While she was in school, Trishya Screwvala volunteered part-time at the Pavement Club, a school for street children. “But that was only occasionally. In the last couple of years have I started volunteering at a long-term sustained level,” says the 26-year-old film producer and daughter of UTV’s Ronnie Screwvala. Her experience as a volunteer prompted her to set up Raindancer, a not-for-profit organisation that works on an education- and mentoring-based model for underprivileged children.
Last year, Raindancer took up the cause of Shri Ganesh Vidya Mandir, a Marathi-medium school in Dharavi that had stopped receiving government funding. “Most of the kids belong to the SC/ST category, so a lot of them weren’t able to attend other schools. We helped raise funds to keep them open for a year, and we’re also helping them get BMC funding so they can sustain themselves,” says Trishya.
Funding, according to Trishya, is one of the biggest challenges for volunteer work.

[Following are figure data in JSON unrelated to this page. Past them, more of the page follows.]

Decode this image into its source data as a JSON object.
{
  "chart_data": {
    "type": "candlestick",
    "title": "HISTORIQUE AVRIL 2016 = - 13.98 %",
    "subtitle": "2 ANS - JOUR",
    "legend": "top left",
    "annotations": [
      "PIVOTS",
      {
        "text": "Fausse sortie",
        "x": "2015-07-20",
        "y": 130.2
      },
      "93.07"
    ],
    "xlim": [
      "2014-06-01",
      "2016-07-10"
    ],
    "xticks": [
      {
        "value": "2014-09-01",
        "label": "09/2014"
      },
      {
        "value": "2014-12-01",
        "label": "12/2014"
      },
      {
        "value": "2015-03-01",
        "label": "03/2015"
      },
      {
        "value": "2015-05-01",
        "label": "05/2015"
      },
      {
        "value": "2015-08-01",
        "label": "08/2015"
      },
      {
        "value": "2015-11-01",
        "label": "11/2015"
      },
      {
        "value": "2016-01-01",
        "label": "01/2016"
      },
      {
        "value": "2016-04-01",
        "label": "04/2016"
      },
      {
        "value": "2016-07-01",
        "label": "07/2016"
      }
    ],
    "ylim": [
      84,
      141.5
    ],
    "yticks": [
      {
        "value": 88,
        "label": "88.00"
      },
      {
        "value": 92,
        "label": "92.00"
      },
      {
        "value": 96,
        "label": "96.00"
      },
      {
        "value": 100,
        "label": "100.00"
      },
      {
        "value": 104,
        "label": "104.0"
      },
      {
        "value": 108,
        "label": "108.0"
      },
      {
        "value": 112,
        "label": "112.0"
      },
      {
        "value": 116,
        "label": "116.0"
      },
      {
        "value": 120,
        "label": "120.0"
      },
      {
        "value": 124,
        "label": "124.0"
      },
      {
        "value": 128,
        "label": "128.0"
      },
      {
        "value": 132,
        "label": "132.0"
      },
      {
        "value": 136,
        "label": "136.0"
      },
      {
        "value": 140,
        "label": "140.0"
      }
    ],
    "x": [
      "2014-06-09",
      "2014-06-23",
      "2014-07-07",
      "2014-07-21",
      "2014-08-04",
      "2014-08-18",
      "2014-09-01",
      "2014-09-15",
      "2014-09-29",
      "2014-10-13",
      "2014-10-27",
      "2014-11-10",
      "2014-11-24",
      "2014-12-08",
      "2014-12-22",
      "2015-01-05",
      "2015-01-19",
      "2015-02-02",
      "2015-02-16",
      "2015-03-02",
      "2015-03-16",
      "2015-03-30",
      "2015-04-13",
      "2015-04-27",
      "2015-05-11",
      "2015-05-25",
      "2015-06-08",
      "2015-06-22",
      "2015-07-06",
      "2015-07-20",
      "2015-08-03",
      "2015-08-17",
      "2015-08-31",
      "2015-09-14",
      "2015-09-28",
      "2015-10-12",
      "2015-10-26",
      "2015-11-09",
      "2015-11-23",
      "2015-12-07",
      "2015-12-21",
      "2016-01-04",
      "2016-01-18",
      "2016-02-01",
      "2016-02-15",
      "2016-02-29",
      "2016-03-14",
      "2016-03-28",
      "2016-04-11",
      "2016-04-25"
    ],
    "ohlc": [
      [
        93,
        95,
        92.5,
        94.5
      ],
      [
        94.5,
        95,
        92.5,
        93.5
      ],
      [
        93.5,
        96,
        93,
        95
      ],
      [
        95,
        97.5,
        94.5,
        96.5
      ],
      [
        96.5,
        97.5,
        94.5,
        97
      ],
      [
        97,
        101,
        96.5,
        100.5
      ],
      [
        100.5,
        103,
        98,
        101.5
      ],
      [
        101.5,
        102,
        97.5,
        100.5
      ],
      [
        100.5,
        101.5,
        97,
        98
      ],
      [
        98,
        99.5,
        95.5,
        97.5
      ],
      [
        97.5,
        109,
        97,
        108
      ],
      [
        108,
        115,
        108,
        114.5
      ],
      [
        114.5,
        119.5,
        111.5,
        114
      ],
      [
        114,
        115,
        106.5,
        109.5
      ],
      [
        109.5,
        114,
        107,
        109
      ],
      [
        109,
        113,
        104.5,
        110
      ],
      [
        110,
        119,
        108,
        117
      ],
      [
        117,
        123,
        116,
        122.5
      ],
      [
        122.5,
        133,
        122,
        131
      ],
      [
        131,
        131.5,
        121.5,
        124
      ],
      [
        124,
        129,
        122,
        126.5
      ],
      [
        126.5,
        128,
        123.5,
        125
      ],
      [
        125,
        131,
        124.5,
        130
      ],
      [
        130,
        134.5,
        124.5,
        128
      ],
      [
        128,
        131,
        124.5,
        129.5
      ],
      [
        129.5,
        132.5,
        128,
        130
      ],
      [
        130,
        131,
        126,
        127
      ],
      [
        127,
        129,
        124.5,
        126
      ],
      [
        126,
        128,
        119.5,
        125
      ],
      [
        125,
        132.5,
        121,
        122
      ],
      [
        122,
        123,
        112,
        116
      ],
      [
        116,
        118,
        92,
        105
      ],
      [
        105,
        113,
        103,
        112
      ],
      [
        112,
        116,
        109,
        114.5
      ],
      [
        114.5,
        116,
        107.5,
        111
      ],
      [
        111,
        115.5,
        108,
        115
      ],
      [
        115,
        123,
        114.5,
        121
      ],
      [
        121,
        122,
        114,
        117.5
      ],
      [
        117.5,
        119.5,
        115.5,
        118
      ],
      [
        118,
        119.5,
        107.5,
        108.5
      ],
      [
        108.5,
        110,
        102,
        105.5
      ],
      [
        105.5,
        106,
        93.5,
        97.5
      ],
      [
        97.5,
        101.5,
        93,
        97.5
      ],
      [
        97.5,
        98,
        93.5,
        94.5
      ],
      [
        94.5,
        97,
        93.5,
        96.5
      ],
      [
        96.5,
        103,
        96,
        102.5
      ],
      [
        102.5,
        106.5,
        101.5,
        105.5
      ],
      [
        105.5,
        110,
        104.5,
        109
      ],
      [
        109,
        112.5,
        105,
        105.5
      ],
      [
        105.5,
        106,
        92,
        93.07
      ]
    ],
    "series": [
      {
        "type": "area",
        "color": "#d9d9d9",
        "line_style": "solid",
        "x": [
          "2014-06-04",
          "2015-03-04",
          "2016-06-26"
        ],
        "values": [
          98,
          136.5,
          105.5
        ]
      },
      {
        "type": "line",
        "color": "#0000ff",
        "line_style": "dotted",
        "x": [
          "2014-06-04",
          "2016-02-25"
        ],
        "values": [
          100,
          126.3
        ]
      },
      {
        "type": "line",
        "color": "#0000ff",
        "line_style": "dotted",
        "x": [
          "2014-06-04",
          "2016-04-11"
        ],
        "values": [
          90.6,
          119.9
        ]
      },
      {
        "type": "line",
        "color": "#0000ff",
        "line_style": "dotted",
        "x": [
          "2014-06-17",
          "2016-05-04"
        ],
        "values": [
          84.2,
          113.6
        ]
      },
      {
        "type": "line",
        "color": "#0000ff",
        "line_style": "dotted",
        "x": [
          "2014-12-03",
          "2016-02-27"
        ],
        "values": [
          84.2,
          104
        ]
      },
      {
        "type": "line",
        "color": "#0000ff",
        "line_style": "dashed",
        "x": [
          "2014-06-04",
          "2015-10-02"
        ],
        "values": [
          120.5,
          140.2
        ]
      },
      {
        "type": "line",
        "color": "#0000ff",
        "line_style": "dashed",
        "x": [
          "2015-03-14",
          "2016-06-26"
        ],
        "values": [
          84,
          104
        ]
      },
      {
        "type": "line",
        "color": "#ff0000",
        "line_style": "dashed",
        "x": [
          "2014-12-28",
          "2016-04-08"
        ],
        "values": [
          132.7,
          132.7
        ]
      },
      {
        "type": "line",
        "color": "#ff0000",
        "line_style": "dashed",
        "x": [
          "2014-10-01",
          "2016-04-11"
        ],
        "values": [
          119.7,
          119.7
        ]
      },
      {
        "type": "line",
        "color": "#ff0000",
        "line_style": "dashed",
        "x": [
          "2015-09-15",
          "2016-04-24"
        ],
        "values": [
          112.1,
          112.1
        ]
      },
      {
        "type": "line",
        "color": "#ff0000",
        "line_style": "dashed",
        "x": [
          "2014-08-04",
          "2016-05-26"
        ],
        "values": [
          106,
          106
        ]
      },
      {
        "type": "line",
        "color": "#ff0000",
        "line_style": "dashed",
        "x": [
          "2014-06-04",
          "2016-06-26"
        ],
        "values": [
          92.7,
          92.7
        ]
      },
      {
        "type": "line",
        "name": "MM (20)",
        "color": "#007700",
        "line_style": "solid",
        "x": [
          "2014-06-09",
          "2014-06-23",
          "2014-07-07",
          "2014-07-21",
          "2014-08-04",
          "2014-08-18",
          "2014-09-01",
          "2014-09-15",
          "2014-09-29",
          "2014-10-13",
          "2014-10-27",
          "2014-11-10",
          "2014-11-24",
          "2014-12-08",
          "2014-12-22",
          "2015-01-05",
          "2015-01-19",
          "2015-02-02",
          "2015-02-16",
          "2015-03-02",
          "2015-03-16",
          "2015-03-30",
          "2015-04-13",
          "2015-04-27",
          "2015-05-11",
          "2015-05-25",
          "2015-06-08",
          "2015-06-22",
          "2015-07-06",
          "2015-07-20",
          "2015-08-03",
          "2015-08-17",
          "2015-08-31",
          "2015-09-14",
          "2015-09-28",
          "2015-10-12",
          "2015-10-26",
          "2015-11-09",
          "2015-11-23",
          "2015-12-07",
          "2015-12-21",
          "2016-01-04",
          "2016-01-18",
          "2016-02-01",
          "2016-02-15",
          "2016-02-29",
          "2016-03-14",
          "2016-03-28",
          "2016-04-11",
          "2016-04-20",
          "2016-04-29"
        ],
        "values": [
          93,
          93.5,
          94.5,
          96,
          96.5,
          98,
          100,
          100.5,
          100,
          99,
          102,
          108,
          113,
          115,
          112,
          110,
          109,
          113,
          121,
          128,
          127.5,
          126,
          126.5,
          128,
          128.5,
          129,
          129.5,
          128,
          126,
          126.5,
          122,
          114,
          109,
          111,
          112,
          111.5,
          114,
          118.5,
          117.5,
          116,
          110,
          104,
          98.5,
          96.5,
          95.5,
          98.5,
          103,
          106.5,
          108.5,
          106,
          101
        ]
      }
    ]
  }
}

But the problems of NGOs go beyond funding. “The biggest challenge is finding young people who can volunteer,” she says.
While social media has definitely helped increase awareness about places that people can volunteer at, the youth aren’t too motivated about doing volunteer work, she adds. “Candlelight vigils and protests are merely ways to create awareness, but are by no means a call of action...
Our efforts should go beyond bursts of Facebook or BBM updates. Volunteering part time at a local NGO, teaching your watchman’s son English are just some examples of how one can make a difference. And it doesn’t even require giving up one’s job or studies,” she says.